We are seeing an issue while resynchronizing one of our failure node in the shared cluster. Our Synchronization is getting failed with an error message every time. We could not able to figure out what could be the exact issue. Initially we through the issue with the open file limit on OS. Currently, the server is configured with the value 1048576 but still we are facing the same error.
Failed to commit collection indexes dbname.tblname: Location16814: error opening file “/shardserver/data/_tmp/extsort-index.218”: errno:24 Too many open files
2023-06-14T00:08:06.979+0000 E INITSYNC [replication-7] collection clone for ‘dbname.tblname’ failed due to Location16814: Error cloning collection ‘dbname.tblname’ :: caused by :: error opening file “/shardserver/data/_tmp/extsort-index.218”: errno:24 Too many open files
Note: The table size is huge and mentioned below.
Can anyone provide your valuable feedback about the issue we are facing?
Hi @ashwin_reddy1 and welcome to MongoDB community forums!!
Based on the details shared, could you help me understand a few more details like:
- Can you confirm if the sharded cluster is deployed in a kubernetes environment ?
- The space mentioned in the above post, could you confirm using
ulimit -a if the configuration has been set?
- The MongoDB version 4.2 has reached End of Life in April 2023 and hence no further updates will be made, would you mind upgrading to the latest stable version which involves bug fixes and new features and confirm if you are facing the similar issue?
Thanks for your response.
- There is no Kubernetes involved in the MongoDB shard cluster it is running on-prem machines.
- Yes the Current ulimit -a value is 1048576.
- Yes, We will take it up soon.

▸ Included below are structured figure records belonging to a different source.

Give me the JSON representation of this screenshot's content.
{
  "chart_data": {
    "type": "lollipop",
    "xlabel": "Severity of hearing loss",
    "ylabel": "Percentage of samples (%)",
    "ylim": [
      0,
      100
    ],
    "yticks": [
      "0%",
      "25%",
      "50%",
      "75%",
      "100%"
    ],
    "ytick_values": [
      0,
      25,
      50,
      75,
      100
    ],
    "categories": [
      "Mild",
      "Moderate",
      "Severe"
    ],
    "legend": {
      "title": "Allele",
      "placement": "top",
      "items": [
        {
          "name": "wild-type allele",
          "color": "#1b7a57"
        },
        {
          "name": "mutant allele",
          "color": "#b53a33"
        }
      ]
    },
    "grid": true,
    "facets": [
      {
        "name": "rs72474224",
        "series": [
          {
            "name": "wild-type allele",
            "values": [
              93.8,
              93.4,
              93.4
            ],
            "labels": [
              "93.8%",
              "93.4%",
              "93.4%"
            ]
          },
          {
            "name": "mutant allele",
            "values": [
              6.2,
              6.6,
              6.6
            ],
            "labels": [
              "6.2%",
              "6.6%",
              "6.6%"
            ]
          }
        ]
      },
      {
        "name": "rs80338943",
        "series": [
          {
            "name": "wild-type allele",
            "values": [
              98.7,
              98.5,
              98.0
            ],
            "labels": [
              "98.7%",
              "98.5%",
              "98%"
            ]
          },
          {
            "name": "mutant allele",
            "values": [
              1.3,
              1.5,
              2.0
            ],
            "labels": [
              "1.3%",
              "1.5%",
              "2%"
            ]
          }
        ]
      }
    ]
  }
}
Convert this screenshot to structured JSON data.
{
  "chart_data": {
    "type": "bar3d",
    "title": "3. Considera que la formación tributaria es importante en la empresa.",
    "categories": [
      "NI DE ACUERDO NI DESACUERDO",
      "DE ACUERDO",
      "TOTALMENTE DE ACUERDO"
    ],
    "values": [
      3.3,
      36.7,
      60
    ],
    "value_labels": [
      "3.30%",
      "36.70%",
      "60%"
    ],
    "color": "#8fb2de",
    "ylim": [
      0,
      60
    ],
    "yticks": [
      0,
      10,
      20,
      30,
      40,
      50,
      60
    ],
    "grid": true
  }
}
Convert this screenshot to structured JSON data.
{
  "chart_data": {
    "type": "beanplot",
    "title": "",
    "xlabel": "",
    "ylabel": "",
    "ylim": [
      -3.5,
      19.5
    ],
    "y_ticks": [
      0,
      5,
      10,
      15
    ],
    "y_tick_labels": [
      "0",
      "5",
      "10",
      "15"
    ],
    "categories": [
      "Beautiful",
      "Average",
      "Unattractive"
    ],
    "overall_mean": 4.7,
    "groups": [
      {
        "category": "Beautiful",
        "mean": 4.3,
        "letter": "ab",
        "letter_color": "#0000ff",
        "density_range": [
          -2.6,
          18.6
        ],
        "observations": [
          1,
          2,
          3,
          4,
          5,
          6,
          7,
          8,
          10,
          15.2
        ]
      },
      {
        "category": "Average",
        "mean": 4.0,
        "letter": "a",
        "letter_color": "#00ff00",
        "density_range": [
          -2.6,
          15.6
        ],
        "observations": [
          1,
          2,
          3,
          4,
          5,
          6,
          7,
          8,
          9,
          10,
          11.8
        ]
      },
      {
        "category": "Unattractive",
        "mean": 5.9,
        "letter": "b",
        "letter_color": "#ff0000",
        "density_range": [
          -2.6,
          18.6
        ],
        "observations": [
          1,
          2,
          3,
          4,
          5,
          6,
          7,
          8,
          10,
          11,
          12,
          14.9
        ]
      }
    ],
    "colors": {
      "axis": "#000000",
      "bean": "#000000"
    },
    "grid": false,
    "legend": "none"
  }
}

Before upgrading, we want to fix this issue and make sure that all 3 nodes in the cluster are up. Currently, only 2 nodes are active.
If you need any more information, please let me know.
Thank you for the information shared.
As per the response, it seems the value for the limit has been set. Just to make sure and also mentioned in the MongoDB documentation, could you confirm if the system was started using
systemctl which uses the ulimit setting.
Please refer to the Linux ulimit documentation for further reference.
Yes, the service is configured with systemctl.
Do you have any update about the above issue?